Can someone tell me how to solve this(Lazy Bartender) problem ?

Depends on constraints. You can solve it easily if either N or C is small. If N is small, then you can just brute force. If ‘C’ is small, you can use bitmask dp, DP[i][mask] = minimum number of drinks from the first ‘i’ drinks for all customers represented by ‘mask’. I don’t think there are better solutions because this problem seems to be similar to the Set Cover problem, which is NP-Hard.

You can do this…

Use hashing or a frequency array for drinks (n1,n2…)
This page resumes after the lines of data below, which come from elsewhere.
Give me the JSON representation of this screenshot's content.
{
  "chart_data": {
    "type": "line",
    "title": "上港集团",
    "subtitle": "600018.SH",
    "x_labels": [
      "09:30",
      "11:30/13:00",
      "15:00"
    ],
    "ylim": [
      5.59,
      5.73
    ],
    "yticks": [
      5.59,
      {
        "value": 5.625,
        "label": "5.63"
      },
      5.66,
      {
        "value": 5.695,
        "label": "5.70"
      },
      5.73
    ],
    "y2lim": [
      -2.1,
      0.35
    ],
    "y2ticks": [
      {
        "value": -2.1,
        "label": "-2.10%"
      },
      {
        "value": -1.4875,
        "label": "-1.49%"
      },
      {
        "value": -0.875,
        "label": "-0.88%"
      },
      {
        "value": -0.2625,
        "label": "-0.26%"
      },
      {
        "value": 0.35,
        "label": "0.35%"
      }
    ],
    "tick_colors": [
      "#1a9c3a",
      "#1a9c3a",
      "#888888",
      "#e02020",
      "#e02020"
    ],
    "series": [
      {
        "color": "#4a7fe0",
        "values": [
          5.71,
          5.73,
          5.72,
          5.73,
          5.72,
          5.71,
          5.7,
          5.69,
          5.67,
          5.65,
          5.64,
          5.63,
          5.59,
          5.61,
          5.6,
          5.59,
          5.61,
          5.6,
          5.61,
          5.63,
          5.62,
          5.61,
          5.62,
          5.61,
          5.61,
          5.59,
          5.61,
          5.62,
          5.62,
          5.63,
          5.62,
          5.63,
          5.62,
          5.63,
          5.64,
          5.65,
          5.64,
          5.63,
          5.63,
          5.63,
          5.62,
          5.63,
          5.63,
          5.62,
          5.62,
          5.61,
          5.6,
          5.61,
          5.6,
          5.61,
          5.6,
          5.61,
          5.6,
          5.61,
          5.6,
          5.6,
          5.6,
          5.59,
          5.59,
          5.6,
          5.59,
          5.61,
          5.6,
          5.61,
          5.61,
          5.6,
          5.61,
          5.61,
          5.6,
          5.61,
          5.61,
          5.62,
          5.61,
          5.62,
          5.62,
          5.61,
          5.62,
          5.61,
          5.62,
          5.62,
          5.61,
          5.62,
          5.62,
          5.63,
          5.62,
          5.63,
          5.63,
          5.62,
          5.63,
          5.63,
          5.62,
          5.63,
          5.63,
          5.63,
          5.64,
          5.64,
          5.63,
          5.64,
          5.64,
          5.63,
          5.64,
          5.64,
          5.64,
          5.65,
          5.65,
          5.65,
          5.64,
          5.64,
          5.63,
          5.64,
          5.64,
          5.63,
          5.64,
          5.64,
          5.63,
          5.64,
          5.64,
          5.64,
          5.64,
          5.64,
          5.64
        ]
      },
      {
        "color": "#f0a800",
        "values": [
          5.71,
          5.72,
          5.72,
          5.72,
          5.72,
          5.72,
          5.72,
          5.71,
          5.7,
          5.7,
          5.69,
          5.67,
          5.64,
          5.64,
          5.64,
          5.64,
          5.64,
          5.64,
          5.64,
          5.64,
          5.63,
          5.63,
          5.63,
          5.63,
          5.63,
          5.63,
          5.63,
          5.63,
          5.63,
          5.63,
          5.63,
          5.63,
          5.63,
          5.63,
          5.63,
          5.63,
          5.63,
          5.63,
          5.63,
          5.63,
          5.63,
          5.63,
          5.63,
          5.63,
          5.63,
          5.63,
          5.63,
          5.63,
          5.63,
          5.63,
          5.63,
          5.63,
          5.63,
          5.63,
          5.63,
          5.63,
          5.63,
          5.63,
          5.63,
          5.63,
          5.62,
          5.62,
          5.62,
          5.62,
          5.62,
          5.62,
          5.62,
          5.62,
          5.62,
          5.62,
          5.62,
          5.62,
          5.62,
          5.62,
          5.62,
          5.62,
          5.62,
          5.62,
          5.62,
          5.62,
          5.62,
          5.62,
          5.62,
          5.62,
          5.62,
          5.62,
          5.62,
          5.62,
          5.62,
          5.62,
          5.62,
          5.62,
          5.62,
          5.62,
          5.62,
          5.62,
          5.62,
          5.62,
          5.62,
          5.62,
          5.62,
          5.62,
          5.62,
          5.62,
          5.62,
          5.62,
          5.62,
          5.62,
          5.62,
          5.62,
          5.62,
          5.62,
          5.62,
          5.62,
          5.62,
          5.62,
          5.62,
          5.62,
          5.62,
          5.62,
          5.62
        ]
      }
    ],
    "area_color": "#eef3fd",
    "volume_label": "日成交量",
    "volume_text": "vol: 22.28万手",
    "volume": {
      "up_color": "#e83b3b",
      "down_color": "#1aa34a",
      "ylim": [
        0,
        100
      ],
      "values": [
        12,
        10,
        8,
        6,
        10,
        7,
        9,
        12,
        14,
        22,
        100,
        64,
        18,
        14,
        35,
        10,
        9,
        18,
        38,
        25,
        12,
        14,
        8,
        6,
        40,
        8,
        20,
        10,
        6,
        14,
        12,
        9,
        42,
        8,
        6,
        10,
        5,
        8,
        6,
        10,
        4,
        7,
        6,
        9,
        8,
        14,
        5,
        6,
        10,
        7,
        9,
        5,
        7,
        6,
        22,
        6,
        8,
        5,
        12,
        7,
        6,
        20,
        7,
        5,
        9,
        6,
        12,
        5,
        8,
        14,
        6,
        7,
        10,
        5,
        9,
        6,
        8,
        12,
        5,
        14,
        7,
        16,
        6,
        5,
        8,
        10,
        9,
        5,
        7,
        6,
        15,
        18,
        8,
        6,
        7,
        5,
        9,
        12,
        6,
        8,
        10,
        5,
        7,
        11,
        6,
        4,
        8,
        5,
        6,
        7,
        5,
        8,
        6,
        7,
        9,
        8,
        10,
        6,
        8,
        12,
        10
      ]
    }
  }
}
Then count the frequency of all the drinks that can be supplied i.e.lets say

customer 1 =n1,n2,n3

customer 2 =n1,n4,n3

customer 3 =n1

Now frequency array will be 3 1 2 1 for all the drinks respectively. Now sort the frequency array and provide drinks to the customer in decreasing order of frequency. Continue this process till all the customers are satisfied.

So the time complexity will become O(c*n +nlogn).

So what would be the expected time complexity of Brute Force?

O(C*2^N). The other solution has complexity O(N*2^C).

But in original question N and C was given to me as,

1 < N < 1000

1 < C < 10000

Take a look at this : https://en.wikipedia.org/wiki/Set_cover_problem , its easy to see that every instance of this problem can be reduced to Lazy Bartender. So, I don’t think there is a polynomial time solution.

I don’t think it can be solved.

Is that not possible to pick the bars greedy, I mean first sort all the cocktails in ascending order and then pick one by one?

What do you mean by ascending order ? ascending based on what ?

This has no guarantees on optimality. A simple counterexample, consider c1 = {n1,n2}, c2 = {n1,n2}, c3 = {n3}. Your algo serves using 3 when the optimal is 2. In this case there are duplicates, but it’s easy to construct harder cases.

Ohh yeah!!! You are right. But i got a slight correction. We would also have to reduce frequency of all the drinks of that customer whom we are supplying a drink.This complexity remains c*n(overall for all customers) .After that we have to sort it again. So at most we have to sort it c times. So net complexity is O(c*n +c*nlogn)=O(c*nlogn).

But i am not sure that it will run in the given time constraints. Please check!! But i think this will give an optimal solution. If anyone can improve this please comment!!!

c1 = {n1,n3}, c2 = {n1,n2}, c3 = {n1,n4}, c4 = {n4,n5}, c5 = {n3,n6}, c6 = {n2,n7}. The highest frequency doesn’t always give the best solution. In the worst case you would have to check every subsequence in your sorted frequency array.

As @hemanth_1 mentioned in the comments in to their answer, set cover is reducible to lazy bartender, and set cover is NP-hard. So unless P=NP there is no polynomial algorithm for this problem. So either P=NP or your algorithm does not give the optimal answer. It’s very much the latter.